What Innovation shares with Humor

I had the opportunity to listen to NPR a lot over the weekend.  I was driving my daughter to and from her college as the semester has just ended.  That meant a lot of time on the road, listening to music, books on CDs and the radio.  I've found that NPR is a good source for a lot of my innovative posts, and this weekend was no exception.  Matt Diffee, a cartoonist for the New Yorker magazine, was interviewed in a news segment.  What struck me was how many similarities humor shares with innovation.

Here are just a few commonalities I thought were interesting:

Success rate
Take for example his "success" rate.  Diffee says that it's a good week when one out of ten of his cartoons is purchased by the New Yorker magazine.  What goes unsaid is that there are some weeks when none of his ideas are accepted.  Diffee has to restart his project clock every week, and gets constant, unrelenting feedback on his ideas in the form of acceptance and a check, or outright rejection.  We innovators need to appreciate what a cartoonist or a stand up comedian experiences before we get too frustrated with our own experiences.  These guys get their heads handed to them on a weekly basis, and that's how they earn their living.  Most innovators I know get frustrated when their ideas are rejected, but they fall back on their regular jobs.

The timing of an idea

Diffee described a cartoon he drew of an old man with a sign that said "face painting".  The old man was holding interior paint and a roller, clearly not what most kids would expect.  Diffee and his friends thought the cartoon was funny.  It was rejected by the New Yorker the first time he submitted it, and the second time.  His mom found the cartoon and encouraged him to submit it again.  Undaunted, and without much to lose he submitted it again.  The New Yorker accepted it the third time he submitted it.  Ideas and cartoons are similar - there are times and places for them, and just because an idea is rejected at a specific time and place does not necessarily make the idea a bad one.  It can be that the presentation of the idea was poor or the audience not quite ready or right for the idea.

Practice

In another story making the rounds Sara Silverman was angry with a comedy club in New York for paying her less than the male comic that went on just before she did.  It later turned out that the club had asked her in to fill in at the last minute and offered her the standing rate for comedians trying out their new programs.  The kerfluffle was over $10 or cab fare, which is what it turns out a lot of comedy clubs offer comedians who are just breaking in new material.  I'm not here to weigh in on gender equity, but to point out how little these folks are paid in service to their new material.  Even the lead spot was only paid $60 bucks.

Yep, you read it right.  Even Seinfeld and other famous comedians must break in new material to see how it plays.

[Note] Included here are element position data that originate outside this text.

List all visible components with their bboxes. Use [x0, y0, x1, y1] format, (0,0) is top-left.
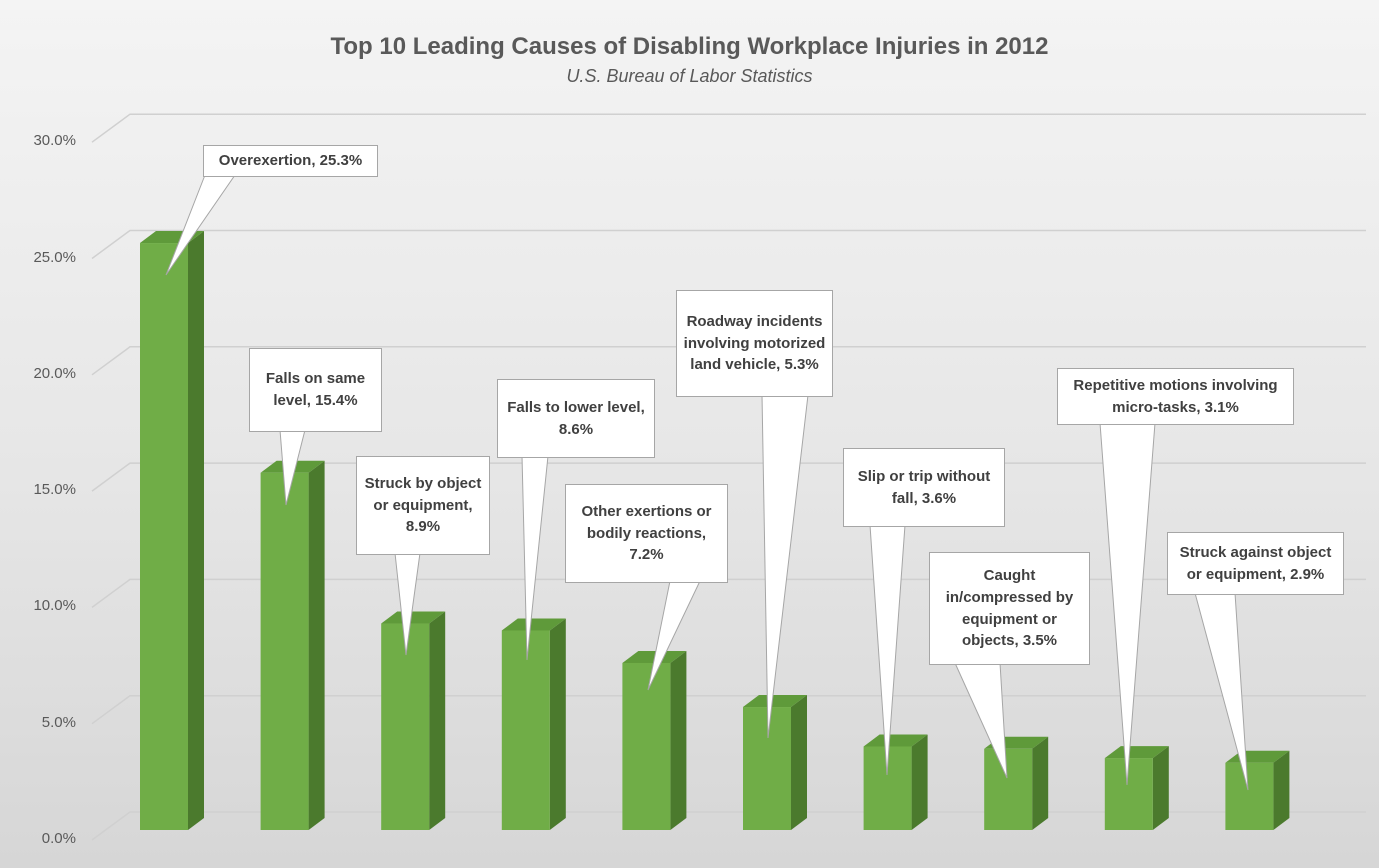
bar-side [1032, 736, 1049, 830]
data-label: Overexertion, 25.3% [203, 145, 378, 177]
bar [1104, 758, 1153, 830]
bar [743, 707, 791, 830]
bar-side [429, 611, 446, 830]
y-tick-label: 10.0% [33, 597, 76, 615]
y-tick-label: 20.0% [33, 364, 76, 382]
bar [381, 623, 430, 830]
bar-top [381, 611, 446, 624]
bar-side [188, 231, 204, 831]
data-label: Repetitive motions involving micro-tasks… [1057, 368, 1294, 425]
bar-side [670, 650, 687, 830]
callout-pointer [1099, 422, 1156, 786]
data-label: Struck against object or equipment, 2.9% [1167, 532, 1344, 595]
y-tick-label: 25.0% [33, 248, 76, 266]
gridline [91, 811, 1366, 841]
data-label: Caught in/compressed by equipment or obj… [929, 552, 1090, 665]
bar [501, 630, 550, 830]
y-tick-label: 15.0% [33, 481, 76, 499]
gridline [91, 113, 1366, 143]
bar [622, 662, 671, 830]
gridline [91, 346, 1366, 376]
chart-title: Top 10 Leading Causes of Disabling Workp… [330, 33, 1049, 60]
bar-top [743, 695, 807, 708]
y-tick-label: 0.0% [41, 830, 76, 847]
callout-pointer [1194, 592, 1249, 791]
bar [984, 748, 1033, 830]
bar-side [1273, 750, 1290, 830]
callout-pointer [954, 662, 1008, 779]
y-tick-label: 30.0% [33, 132, 76, 150]
gridline [91, 229, 1366, 260]
bar-side [549, 618, 566, 830]
bar-side [308, 460, 325, 830]
data-label: Falls to lower level, 8.6% [497, 379, 655, 458]
chart-subtitle: U.S. Bureau of Labor Statistics [566, 66, 813, 86]
gridline [91, 694, 1366, 725]
data-label: Roadway incidents involving motorized la… [676, 290, 833, 397]
data-label: Falls on same level, 15.4% [249, 348, 382, 432]
bar [140, 243, 188, 831]
bar [260, 472, 309, 830]
bar-side [911, 734, 928, 830]
data-label: Other exertions or bodily reactions, 7.2… [565, 484, 728, 583]
callout-pointer [761, 394, 809, 739]
bar-side [1152, 746, 1169, 830]
bar-top [501, 618, 566, 631]
bar-top [1104, 746, 1169, 759]
y-tick-label: 5.0% [41, 713, 76, 731]
data-label: Slip or trip without fall, 3.6% [843, 448, 1005, 527]
bar [1225, 762, 1274, 830]
data-label: Struck by object or equipment, 8.9% [356, 456, 490, 555]
bar-side [791, 695, 807, 830]
bar-top [863, 734, 928, 747]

They work with little fanfare to develop their acts, in small clubs with little compensation, to get their timing and stories just right.  In other words, experienced, well-paid performers are perfecting new programs through trial and error, testing what works and what doesn't.  In the innovation world we'd call this experimentation, testing new ideas and developing them, first in simple prototypes without a lot of fanfare, mostly to learn what needs to change and what can stay.  A lot of this innovation work happens behind the scenes, trying new things, testing new concepts, long before the final product is brought out and released.  There's a lot of work to develop new ideas, and constant practice helps.

Risk/Failure

Every humorist, comedian and cartoonist risks a lot every time they display their work.  Their ideas about what is funny, what will entertain and make people laugh, may or may not work.  They are on stage, paid to make people laugh, and if the material doesn't work they quickly get the ax.  Every comic understands that's the nature of the opportunity.  We innovators need to have the same expectation.  We need to believe in our ideas and understand and embrace the risks that come with asking to change the status quo or introduce something completely new and different.  Innovation is often born and developed in the background, as I noted above, but it must be launched in the open, where everyone can see, understand and respond.  Innovators have to be comfortable developing their ideas with little resource and in the background, then announcing their ideas on a big stage where risks are high and failure is frequent.

The Unexpected

Finally, innovation and humor share the fact that the punch lines are often unexpected.  The best jokes lead up to a story with an expected ending, only for the punch line to be something completely different, and the unexpected outcome branches into a different perspective that people find funny, shocking or just unexpected, and it is this different ending that makes the joke work.

Innovation works the same way.  We innovators are often confronted with the same challenges and seek to solve problems or needs that customers have.  We can do this through continuous improvement, which is the solution customers expect or through innovation, which tells the same story but comes up with very different and potentially unexpected solutions.  When we "branch" to a new ending, we need to ensure the branch we take has meaning for customers, who often either don't know what a compelling solution would look like, or don't believe we'd have the courage to create it.

These are just a few of the factors that humor shares with innovation.  I know that both can lead to significant delight of an audience, or a stony, cold silence of rejection.